[F-15] 딥러닝

Seungil Ko·2021년 10월 18일

ML/DL 기초

Fundamental

목록 보기

10/11

학습 목표

딥러닝 문제 구성에 대한 기본적인 이해를 높인다.
Neural Network에 사용되는 용어들에 대한 이해를 높인다.
딥러닝 프레임워크를 사용하지 않고, Numpy만을 이용해 딥러닝 모델과 훈련 과정을 직접 구현해 본다.

퍼셉트론(Perceptron): 뇌의 신경망 구조의 착안해 만든 인공신경망의 한 종류

MNIST 이미지 분류기

Conv2D와 같이 이미지 분류에 특화된 모델이 아닌 다츷 퍼셉트론(MLP)만을 이용해 더욱 간단하게 구현이 가능합니다.

import tensorflow as tf
from tensorflow import keras
import numpy as np
import matplotlib.pyplot as plt

# MNIST 데이터를 로드. 다운로드하지 않았다면 다운로드까지 자동으로 진행됩니다. 
mnist = keras.datasets.mnist
(x_train, y_train), (x_test, y_test) = mnist.load_data()   

# 모델에 맞게 데이터 가공
x_train_norm, x_test_norm = x_train / 255.0, x_test / 255.0
x_train_reshaped = x_train_norm.reshape(-1, x_train_norm.shape[1]*x_train_norm.shape[2])
x_test_reshaped = x_test_norm.reshape(-1, x_test_norm.shape[1]*x_test_norm.shape[2])

# 딥러닝 모델 구성 - 2 Layer Perceptron
model=keras.models.Sequential()
model.add(keras.layers.Dense(50, activation='sigmoid', input_shape=(784,)))  # 입력층 d=784, 은닉층 레이어 H=50
model.add(keras.layers.Dense(10, activation='softmax'))   # 출력층 레이어 K=10
model.summary()

# 모델 구성과 학습
model.compile(optimizer='adam',
             loss='sparse_categorical_crossentropy',
             metrics=['accuracy'])
model.fit(x_train_reshaped, y_train, epochs=10)

# 모델 테스트 결과
test_loss, test_accuracy = model.evaluate(x_test_reshaped,y_test, verbose=2)
print("test_loss: {} ".format(test_loss))
print("test_accuracy: {}".format(test_accuracy))

다층 퍼셉트론 Overview

보통 2개 이상의 레이어를 쌓아서 만든 인공신경망
깊어지면 DNN(Deep Neural Network)라고 부릅니다.
perceptron

참고자료 - bias term

What is the role of the bias in neural networks?

Tips
Fully-Connected Neural Network는 MLP의 다른 용어. 서로 다른 층에 위치한 노드 간에는 연결 관계가 존재하지 않으며, 인접한 층에 위치한 노드들 간의 연결만 존재한다는 의미를 내포합니다.

Parameters/Weights

입력값이 100개, 은닉 노드가 20개라면 입력층-은닉층 사이에는 100x20의 shape을 가진 행렬이 존재합니다.

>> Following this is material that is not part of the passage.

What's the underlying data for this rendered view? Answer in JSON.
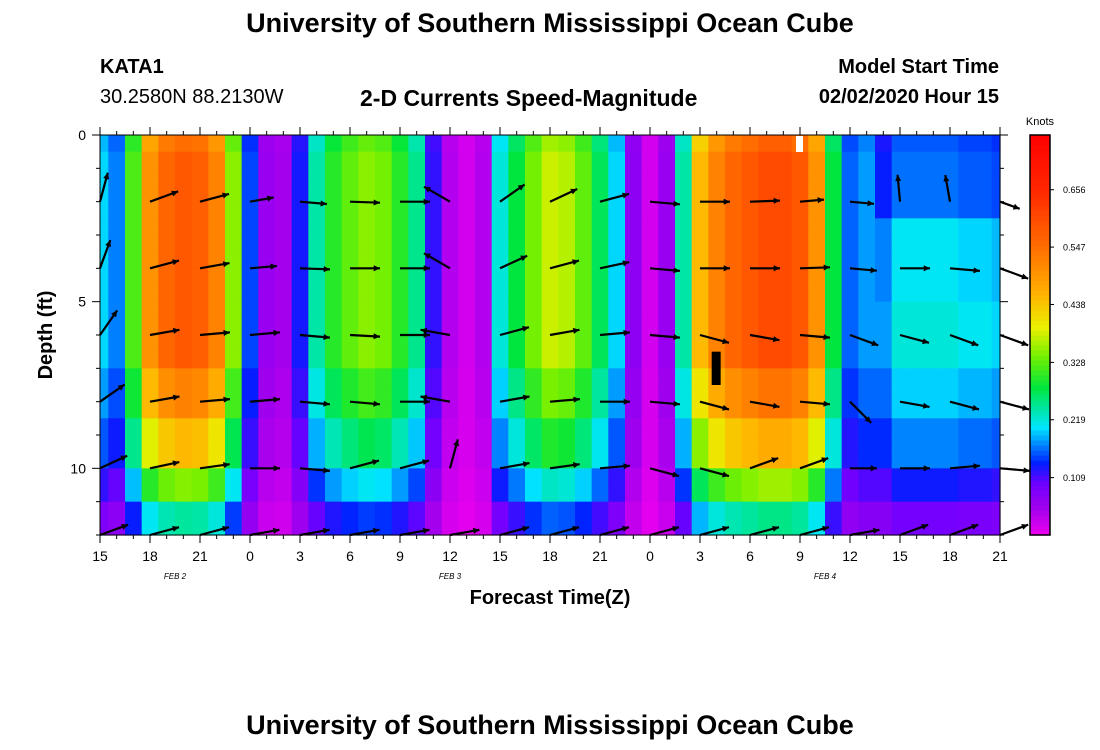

인점한 레이어 사이에는 아래와 같은 관계가 성립합니다.

y = WㆍX + b

위에서 만들었던 MLP기반 딥러닝 모델을 Numpy로 구현하면 아래와 같습니다.

# 입력층 데이터의 모양(shape)
print(x_train_reshaped.shape)

# 테스트를 위해 x_train_reshaped의 앞 5개의 데이터를 가져온다.
X = x_train_reshaped[:5]
print(X.shape)

weight_init_std = 0.1
input_size = 784
hidden_size=50

# 인접 레이어간 관계를 나타내는 파라미터 W를 생성하고 random 초기화
W1 = weight_init_std * np.random.randn(input_size, hidden_size)  
# 바이어스 파라미터 b를 생성하고 Zero로 초기화
b1 = np.zeros(hidden_size)

a1 = np.dot(X, W1) + b1   # 은닉층 출력

print(W1.shape)
print(b1.shape)
print(a1.shape)

# 첫 번째 데이터의 은닉층 출력을 확인해 봅시다.  50dim의 벡터가 나오나요?
a1[0]

활성함수와 손실함수

활성화 함수(Activation Function)

활성화 함수로 비선형 함수를 추가함으로써 비선형성을 더해줍니다.

1. Sigmoid

\sigma = \frac{1}{1+e^{-x}}

sigmoid

사용 예시
model.add(keras.layers.Dense(50, activation='sigmoid', input_shape=(784,)))

문제점

Vanishing gradient 현상이 발생한다.
exp 함수 사용 시 비용이 크다.

2. Tanh

tanh(x) = \frac{e^x - e^{-x}}{e^x + e^{-x}}

tanh

tanh 함수는 한수의 중심값을 0으로 옮겨 sigmoid의 최적화 과정이 느려지는 문제를 해결
여전히 Vanishing gradient 문제 존재

3. ReLU

f(x) = max(0, x)

ReLU

sigmoid, tanh 함수에 비해 학습이 빠름
연산 비용이 크지 않고, 구현이 매우 간단하다.

MLP Layer 구현

# 단일 레이어 구현 함수
def affine_layer_forward(X, W, b):
    y = np.dot(X, W) + b
    cache = (X, W, b)
    return y, cache
    
input_size = 784
hidden_size = 50
output_size = 10

W1 = weight_init_std * np.random.randn(input_size, hidden_size)
b1 = np.zeros(hidden_size)
W2 = weight_init_std * np.random.randn(hidden_size, output_size)
b2 = np.zeros(output_size)

a1, cache1 = affine_layer_forward(X, W1, b1)
z1 = sigmoid(a1)
a2, cache2 = affine_layer_forward(z1, W2, b2)    # z1이 다시 두번째 레이어의 입력이 됩니다. 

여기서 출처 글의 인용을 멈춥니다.